Busy terns guarding their territory
Busy terns guarding their territory

We drove through dramatic, spectacular countryside.  We saw black beaches, ocean views, and sheep with lambs on uneven terrain.  We could spot the mother ewe and her lamb (one or two).  The sheep spread out in the large fenced areas.  Tiny lambs followed the mothers.  But my surprising observation was that lambs did not nestle close to Mom.  They lay down facing her and she settled some metres away.  I wished them warmth, but instead independence was an early lesson.  Horses had foaled.  All are “Icelandic Horses”;  varied colouring, sturdy stature, elegant long manes and tails.  No other horse is allowed in the country and if a horse is taken out for international competition or to be sold or bred, it cannot ever return to Iceland.

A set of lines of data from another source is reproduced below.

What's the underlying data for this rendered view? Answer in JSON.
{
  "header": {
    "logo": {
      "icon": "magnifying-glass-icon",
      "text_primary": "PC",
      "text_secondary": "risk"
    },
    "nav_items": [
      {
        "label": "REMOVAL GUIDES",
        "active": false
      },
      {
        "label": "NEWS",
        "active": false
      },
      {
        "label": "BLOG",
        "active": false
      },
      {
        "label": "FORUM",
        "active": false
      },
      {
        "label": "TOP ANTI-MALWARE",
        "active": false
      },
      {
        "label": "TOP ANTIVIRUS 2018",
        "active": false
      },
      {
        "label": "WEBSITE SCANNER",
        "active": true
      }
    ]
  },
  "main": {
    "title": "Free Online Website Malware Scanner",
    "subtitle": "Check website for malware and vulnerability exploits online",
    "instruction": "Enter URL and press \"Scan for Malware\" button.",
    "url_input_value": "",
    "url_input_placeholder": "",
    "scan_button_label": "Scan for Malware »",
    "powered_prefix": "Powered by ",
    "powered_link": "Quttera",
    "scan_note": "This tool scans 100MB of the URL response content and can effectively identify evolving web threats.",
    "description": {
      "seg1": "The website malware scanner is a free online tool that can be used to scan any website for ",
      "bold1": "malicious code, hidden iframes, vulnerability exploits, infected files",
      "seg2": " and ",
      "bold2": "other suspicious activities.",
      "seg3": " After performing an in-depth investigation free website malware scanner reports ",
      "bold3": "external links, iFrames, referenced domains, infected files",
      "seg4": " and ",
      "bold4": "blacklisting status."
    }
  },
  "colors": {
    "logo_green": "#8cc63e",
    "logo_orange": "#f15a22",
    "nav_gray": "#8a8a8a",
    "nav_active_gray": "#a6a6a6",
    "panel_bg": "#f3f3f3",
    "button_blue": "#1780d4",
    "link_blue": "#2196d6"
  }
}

Icelandic horses at home in their rugged terrain.
Icelandic horses at home in their rugged terrain.

We explored phenomena of Iceland.  The camper gave us freedom and possibilities.  We were frequently calling out “foss” whenever we saw a waterfall.  Gullfoss is the greatest and part of the Golden Circle which includes the original geyser and the earliest parliament “Thingvellir” the place for annual meetings and rule-making gatherings through the centuries.  Another blogger will tell of the tectonic plates at that place.

I did a double-take when I saw this big-eyed troll coming out of the ground!
I did a double-take when I saw this big-eyed troll coming out of the ground!

Steam seen often was evidence of geothermal vents and action.  The plant, making electricity from natural hot water steam, is where I got my best picture of our van called Lava.

Iceland 340
This photo, taken at the plant that produces geothermal electricity, is the best one of our camper called “Lava”.

A unique institution in Iceland is their geothermal warm swimming pools.  The temperatures are kept the same summer and winter.  Even small towns have pools.  Pools and hot tubs are marked with the Celsius degrees of the water.  Every Icelander knows how to bathe before swimming, and the rules are clearly explained.  We campers appreciated the two to three hours we cleaned up, soaked and played–four different times.   The slides and tunnels added fun.  The most imaginative was a long slide with tunnel that dropped the person onto a trampoline slide and then into the water.

We took a ferry to the Westman Island of Heimaey.  Bringing the camper meant we had our lodging, kitchen, and dining room.  We drove from the port through town and up, up.  It was very windy and cold.  It was also late.  We learned the next day about the volcanic eruption of Eldfell in 1973.   We actually had slept on the lava flow (no vegetation) near the source of the eruption.  The Volcano Museum told us much and showed a house that had been excavated for the museum.  The island’s population had been successfully evacuated to the mainland as the eruption continued many months.

Our last night June 20 was Kaia, Jake, Cam, and Yvonne’s chance to celebrate the Summer solstice by walking up a mountain in never-ending twilight .   They were “home” again at 2 in the morning and slept–starting our longest day which would end in Canada.